Dziś (27.05.2023 r.)otrzymałem wiadomość od właścicieli posesji z gniazdem, że jest nowa nadzieja. Nasz samiec ma już nową partnerkę. Ptaki kopulują na gnieździe, więc z pewnością nowa samica zniesie jaja. jest jeszcze tyle czasu, że ewentualne pisklęta zdążą opuścić gniazdo przed odlotem bocianów pod koniec sierpnia.

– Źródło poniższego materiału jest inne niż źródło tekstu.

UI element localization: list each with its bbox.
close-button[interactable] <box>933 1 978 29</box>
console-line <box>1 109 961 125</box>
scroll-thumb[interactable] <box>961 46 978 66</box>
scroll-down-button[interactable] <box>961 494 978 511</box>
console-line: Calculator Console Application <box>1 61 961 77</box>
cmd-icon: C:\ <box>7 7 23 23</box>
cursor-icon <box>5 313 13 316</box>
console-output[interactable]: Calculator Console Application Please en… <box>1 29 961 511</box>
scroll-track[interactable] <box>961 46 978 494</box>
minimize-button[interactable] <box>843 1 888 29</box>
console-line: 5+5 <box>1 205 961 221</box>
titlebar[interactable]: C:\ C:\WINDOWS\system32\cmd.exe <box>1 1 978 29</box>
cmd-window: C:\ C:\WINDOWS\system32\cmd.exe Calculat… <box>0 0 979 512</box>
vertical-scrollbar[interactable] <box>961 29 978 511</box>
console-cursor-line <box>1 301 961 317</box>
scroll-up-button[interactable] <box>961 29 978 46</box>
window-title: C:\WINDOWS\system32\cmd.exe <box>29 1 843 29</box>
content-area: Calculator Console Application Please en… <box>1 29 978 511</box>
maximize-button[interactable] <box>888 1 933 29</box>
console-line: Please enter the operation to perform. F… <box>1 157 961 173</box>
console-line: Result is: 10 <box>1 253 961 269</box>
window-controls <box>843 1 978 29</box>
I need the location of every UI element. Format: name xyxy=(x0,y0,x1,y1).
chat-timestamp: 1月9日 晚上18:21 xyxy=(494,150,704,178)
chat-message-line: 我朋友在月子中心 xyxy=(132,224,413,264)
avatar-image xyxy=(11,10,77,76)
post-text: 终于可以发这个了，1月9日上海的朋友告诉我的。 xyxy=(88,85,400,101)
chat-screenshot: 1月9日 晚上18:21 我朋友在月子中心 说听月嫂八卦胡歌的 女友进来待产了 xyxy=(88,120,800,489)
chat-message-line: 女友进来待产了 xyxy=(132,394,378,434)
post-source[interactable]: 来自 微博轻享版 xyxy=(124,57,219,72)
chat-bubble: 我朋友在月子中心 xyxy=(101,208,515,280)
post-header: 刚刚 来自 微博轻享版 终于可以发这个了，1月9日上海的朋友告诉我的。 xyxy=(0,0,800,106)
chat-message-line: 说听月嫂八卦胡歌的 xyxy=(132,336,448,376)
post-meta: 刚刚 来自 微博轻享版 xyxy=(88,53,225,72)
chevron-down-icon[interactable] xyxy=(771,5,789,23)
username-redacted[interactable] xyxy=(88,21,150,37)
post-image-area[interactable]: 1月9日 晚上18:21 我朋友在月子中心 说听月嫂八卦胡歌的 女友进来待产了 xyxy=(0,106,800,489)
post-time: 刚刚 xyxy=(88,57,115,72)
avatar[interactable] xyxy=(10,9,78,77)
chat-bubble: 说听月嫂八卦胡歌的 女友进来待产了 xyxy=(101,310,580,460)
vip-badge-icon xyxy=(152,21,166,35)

W dniu 28.05.2023 r. nasz bociek został zaobserwowany w grupie 4 bocianów na skoszonej łące w Cieślach, tj. w odległości 9,4 km w linii prostej od gniazda. Wygląda na to, że ten sezon już jest dla niego stracony.

Jerzy Dąbrowski

POWRÓT DO DOMU

POWRÓT DO DOMU

W dniu 1 kwietnia br. Adam Loręcki zaobserwował na Jez. Łęgowskim koło Wągrowca, śmieszkę Chroicocephalus ridibundus z kolorową obrączką. To osobnik zaobrączkowany w tym miejscu 646 dni wcześniej, tj. 24.06.2021 r. przez Zespół Obrączkarski ROGOŹNO. Mieliśmy już takie śmieszki, ale ta jest wyjątkowa – między podanymi wyżej datami została szęściokrotnie “odczytana” w Wielkiej Brytanii. Dwa miesiące po zaobrączkowaniu była już w okolicach Birmingham – 1.299 km na zachód od kolonii lęgowej (22 i 27.08.2021). Kolejną jesień i zimę spędziła koło Liverpoolu – 1.326 km od kolonii lęgowej (16.10.2022 oraz 16, 23 i 29.01.2023).

Ciekawe, czy kolejną zimę też spędzi gdzieś w Wielkiej Brytanii?

Jerzy Dąbrowski

WRACAJĄ BOCIANY

WRACAJĄ BOCIANY

Dziś ostatni dzień zimy, czyli od jutra upragniona wiosna i czas wypatrywania pojawów ptaków, które odleciały od nas na zimę. Pierwsze jaskółki zauważyłem w Cieślach 18 marca. Bocianów nad Wełną jeszcze nie widać, ale pierwsze już są w szeroko pojętych okolicach Rogoźna. Zamieszczone poniżej zdjęcia Barosz Ziała wykonał w miejscowości Prosna – 5 km na zachód od Budzynia. Według informacji mieszkańców wsi, ptak pojawił się na gnieździe 17 marca.

Teraz ptak czeka na pojawienie się partnerki i kolejny sezon lęgowy się rozpocznie. My będziemy z pewnym niepokojem obserwować, czy przynajmniej w aktywnych w ubiegłym sezonie gniazdach pojawią się bociany.